Daily reminder of friend’s war service taken down after soldier returns home
Published 12:00 am Monday, April 12, 2004
Sgt. Maj. George Meisenholder, with the help of Mittie Warren, removes the bow of a yellow ribbon on the oak tree outside Warren’s house on Drummond Street Friday. Meisenholder had returned home from Iraq with others from the 168th engineering group on Wednesday.(Jon Giffin The Vicksburg Post)
[4/10/04]With one symbolic snip, part of the yellow ribbon tied around the old oak tree in Mittie Warren’s front yard fell to the ground Friday.
Warren tied the ribbon around the 2 1/2-foot-wide tree in February 2003 when family friend Sgt. Maj. George Meisenholder was deployed to Iraq with the Mississippi HHC 168th Engineer Group. She promised she wouldn’t take the ribbon down until he came home.
“We put it up in honor of George because he was the only one we knew going overseas. But today we’re just cutting the bow off. We’re leaving the ribbon on to remember everyone else still over there,” Warren said.
“It’s been a daily reminder,” she said. “Each time we pull into the driveway we see it and say a silent prayer for our troops’ safety.”
Warren and her husband, James, have been friends with Meisenholder and his wife, Darlene, for about six years. Warren said her sister introduced her to Darlene Meisenholder, and the two couples became great friends.
“Since we didn’t have family here, the Warrens became our family,” said Darlene Meisenholder.
George Meisenholder said he couldn’t be happier to be home.
“We had a wonderful homecoming Wednesday,” he said. “But I didn’t even recognize my wife when I walked right past her.
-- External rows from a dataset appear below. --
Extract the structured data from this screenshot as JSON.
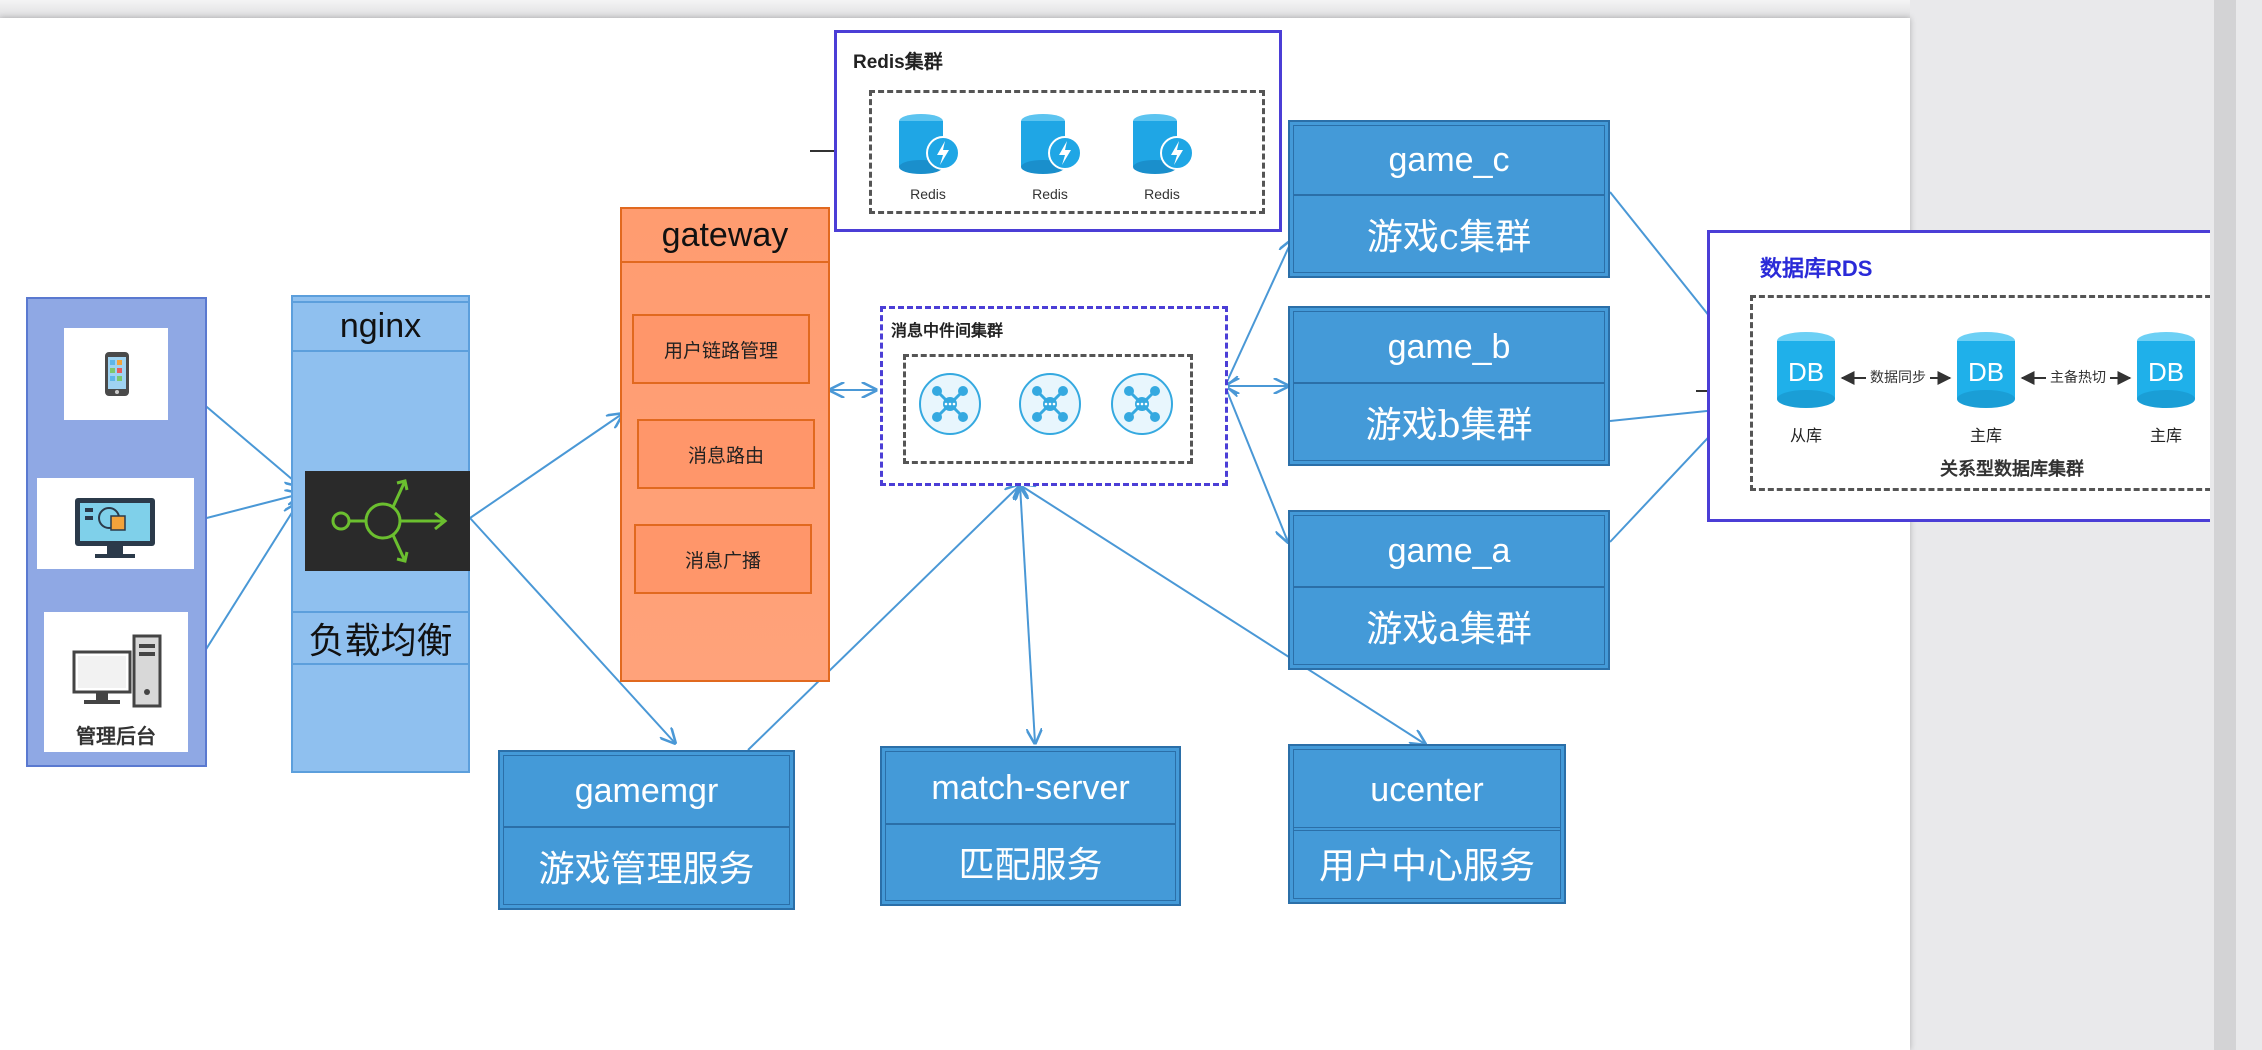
{
  "colors": {
    "service": "#449ad8",
    "gateway": "#ff966a",
    "arrow": "#4a98d6",
    "cluster_border": "#4b3ed6",
    "nginx": "#8fc0ef",
    "clients": "#8fa8e4",
    "redis": "#1fa6e5"
  },
  "clients": {
    "admin_label": "管理后台",
    "icons": [
      "mobile-phone-icon",
      "desktop-monitor-icon",
      "admin-pc-icon"
    ]
  },
  "nginx": {
    "title": "nginx",
    "subtitle": "负载均衡",
    "icon": "load-balancer-icon"
  },
  "gateway": {
    "title": "gateway",
    "items": [
      "用户链路管理",
      "消息路由",
      "消息广播"
    ]
  },
  "redis": {
    "title": "Redis集群",
    "node_label": "Redis"
  },
  "mq": {
    "title": "消息中件间集群"
  },
  "games": {
    "c": {
      "name": "game_c",
      "desc": "游戏c集群"
    },
    "b": {
      "name": "game_b",
      "desc": "游戏b集群"
    },
    "a": {
      "name": "game_a",
      "desc": "游戏a集群"
    }
  },
  "services": {
    "gamemgr": {
      "name": "gamemgr",
      "desc": "游戏管理服务"
    },
    "match": {
      "name": "match-server",
      "desc": "匹配服务"
    },
    "ucenter": {
      "name": "ucenter",
      "desc": "用户中心服务"
    }
  },
  "rds": {
    "title": "数据库RDS",
    "db_text": "DB",
    "nodes": [
      "从库",
      "主库",
      "主库"
    ],
    "link1": "数据同步",
    "link2": "主备热切",
    "footer": "关系型数据库集群"
  }
}
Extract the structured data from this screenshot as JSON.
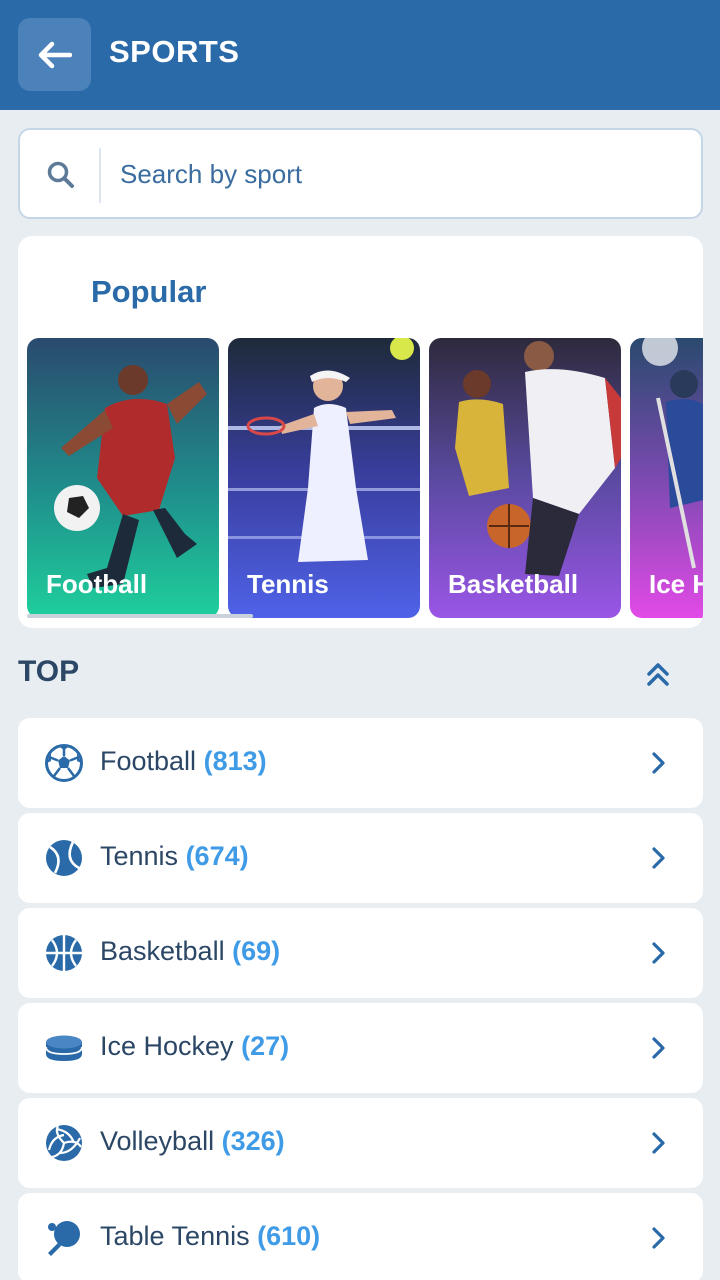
{
  "header": {
    "title": "SPORTS",
    "back_icon": "arrow-left-icon"
  },
  "search": {
    "placeholder": "Search by sport",
    "icon": "search-icon"
  },
  "popular": {
    "title": "Popular",
    "cards": [
      {
        "label": "Football"
      },
      {
        "label": "Tennis"
      },
      {
        "label": "Basketball"
      },
      {
        "label": "Ice H"
      }
    ]
  },
  "top": {
    "title": "TOP",
    "collapse_icon": "double-chevron-up-icon",
    "items": [
      {
        "name": "Football",
        "count": "(813)",
        "icon": "football-icon"
      },
      {
        "name": "Tennis",
        "count": "(674)",
        "icon": "tennis-ball-icon"
      },
      {
        "name": "Basketball",
        "count": "(69)",
        "icon": "basketball-icon"
      },
      {
        "name": "Ice Hockey",
        "count": "(27)",
        "icon": "hockey-puck-icon"
      },
      {
        "name": "Volleyball",
        "count": "(326)",
        "icon": "volleyball-icon"
      },
      {
        "name": "Table Tennis",
        "count": "(610)",
        "icon": "table-tennis-icon"
      }
    ]
  },
  "colors": {
    "header": "#2a6aa8",
    "accent": "#3f9be6",
    "background": "#e8edf2"
  }
}
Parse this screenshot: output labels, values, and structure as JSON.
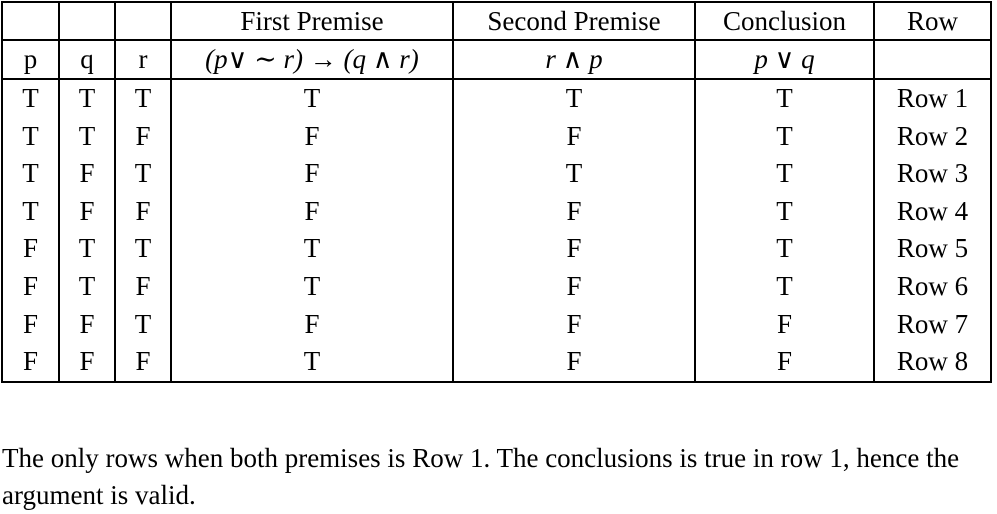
{
  "table": {
    "header_row_1": [
      "",
      "",
      "",
      "First Premise",
      "Second Premise",
      "Conclusion",
      "Row"
    ],
    "header_row_2": [
      "p",
      "q",
      "r",
      "(p∨ ∼ r) → (q ∧ r)",
      "r ∧ p",
      "p ∨ q",
      ""
    ],
    "rows": [
      [
        "T",
        "T",
        "T",
        "T",
        "T",
        "T",
        "Row 1"
      ],
      [
        "T",
        "T",
        "F",
        "F",
        "F",
        "T",
        "Row 2"
      ],
      [
        "T",
        "F",
        "T",
        "F",
        "T",
        "T",
        "Row 3"
      ],
      [
        "T",
        "F",
        "F",
        "F",
        "F",
        "T",
        "Row 4"
      ],
      [
        "F",
        "T",
        "T",
        "T",
        "F",
        "T",
        "Row 5"
      ],
      [
        "F",
        "T",
        "F",
        "T",
        "F",
        "T",
        "Row 6"
      ],
      [
        "F",
        "F",
        "T",
        "F",
        "F",
        "F",
        "Row 7"
      ],
      [
        "F",
        "F",
        "F",
        "T",
        "F",
        "F",
        "Row 8"
      ]
    ]
  },
  "note": "The only rows when both premises is Row 1. The conclusions is true in row 1, hence the argument is valid."
}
She told me she was going to be wearing a blue T-shirt so I was looking for a blue T-shirt.”
Darlene Meisenholder decided to wear a flowered sundress instead and had cut her long hair short since her husband was deployed.
“I wanted to look pretty for him. He loves me in dresses,” she said.
Meisenholder said when he finally did recognize his wife the two hugged and cried.
“It was very emotional. It was as good as that feeling of our C-17 flying out of an air base about 30 miles north of Baghdad. We knew that if a missile hadn’t hit us by then we’d be OK and home soon. It’s so good to be home. We have all appreciated all the wonderful support from Vicksburg,” he said.
Meisenholder, 51, has worked for the National Guard Armory for 23 years and has been in Vicksburg since 1987. The Meisenholders will celebrate their sixth wedding anniversary on July 4.
The 168th’s mission was to manage construction in Iraq, and the group completed military tasks, civilian works and 1,500 projects.
About half of the group’s members are from Warren County and surrounding areas.